Massacro in Karabakh: bruciati 180 carri armati e veicoli da combattimento di fanteria dell’Azerbaigian, uccisi e feriti 4000 soldati (VIDEO)

Il vice primo ministro armeno Tigran Avinyan ha riferito delle perdite delle truppe azerbaigiane durante i combattimenti in Karabakh.

Secondo un’infografica pubblicata sulla sua pagina ufficiale sul social network, la parte azerbaigiana ha perso 1.280 soldati uccisi e 2.700 feriti.

Inoltre, durante le ostilità, sono stati distrutti 90 droni azeri (a quanto pare, questo include UAV kamikaze), 12 elicotteri, 181 carri armati e veicoli da combattimento di fanteria, tre sistemi lanciafiamme pesanti TOS-1A “Solntsepek”, due MLRS “Smerch”, quattro aerei.

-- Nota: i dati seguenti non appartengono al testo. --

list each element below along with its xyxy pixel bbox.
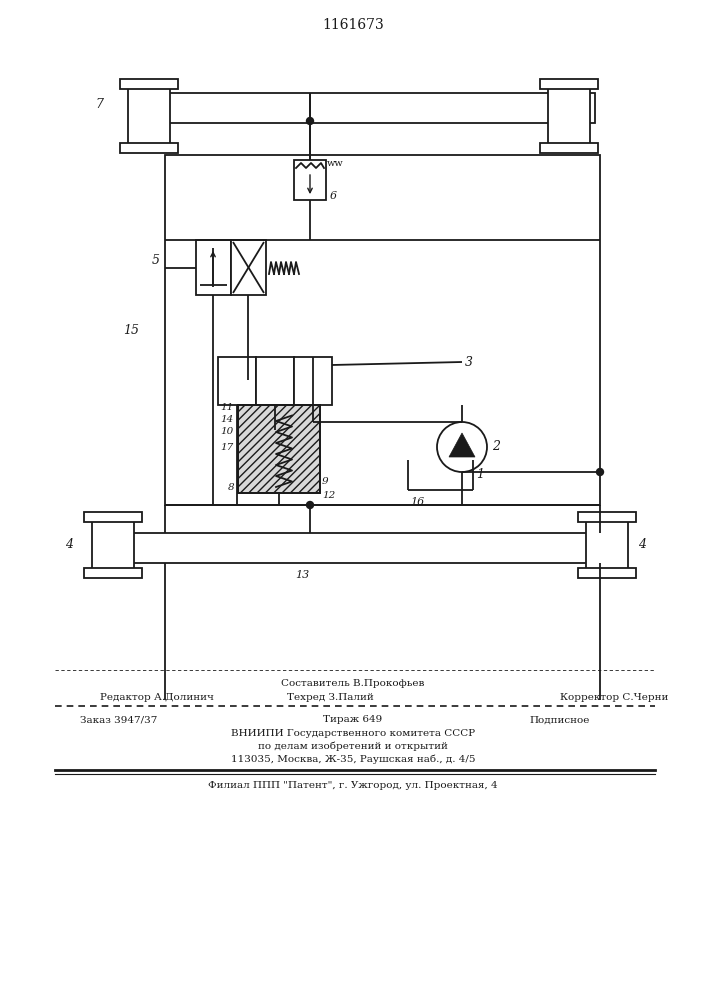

Si noti che i Ministeri della Difesa dell’Armenia e del Nagorno-Karabakh pubblicano ogni giorno molti video con la distruzione di veicoli corazzati, artiglieria e manodopera del nemico, dimostrando la realtà delle grandi perdite dell’aggressore.

Le autorità azere sono persino ricorse al blocco di tutti i social network all’interno del paese in modo che la popolazione non fosse demoralizzata da terribili colpi dai luoghi dove si svolgono feroci battaglie.

Fonte: Rusvesna.ru

Traduzione: Sergei Leonov

ULTIMO MOMENTO

Le autorità armene sono pronte ad avviare i negoziati per un cessate il fuoco nel Nagorno-Karabakh.
Lo afferma in un comunicato diffuso dal ministero degli Esteri del Paese.
A Yerevan è stato chiarito che si tratta di negoziati mediati dai paesi del Gruppo di Minsk dell’OSCE, un gruppo di Stati che dal 1992 cercano di trovare un modo per risolvere pacificamente il conflitto del Karabakh.
Vi ricordiamo che è copresieduto da Russia, Stati Uniti e Francia, i cui leader hanno pubblicato ieri una dichiarazione su come risolvere l’ attuale situazione di crisi.

“L’Armenia continua ad aderire alla soluzione pacifica del conflitto del Nagorno-Karabakh. Continueremo a opporci risolutamente all’aggressione contro l’Artsakh, pur essendo allo stesso tempo pronti a collaborare con i copresidenti del Gruppo di Minsk dell’OSCE per ripristinare il cessate il fuoco stabilito nel 1994-1995.

Le azioni aggressive di Azerbaigian e Turchia e il coinvolgimento di terroristi stranieri minano la sicurezza e la pace regionali, aumentando in modo significativo la minaccia di una guerra su vasta scala. L’aggressione contro l’Artsakh dovrebbe essere fermata immediatamente ”, afferma il comunicato del ministero degli Esteri armeno.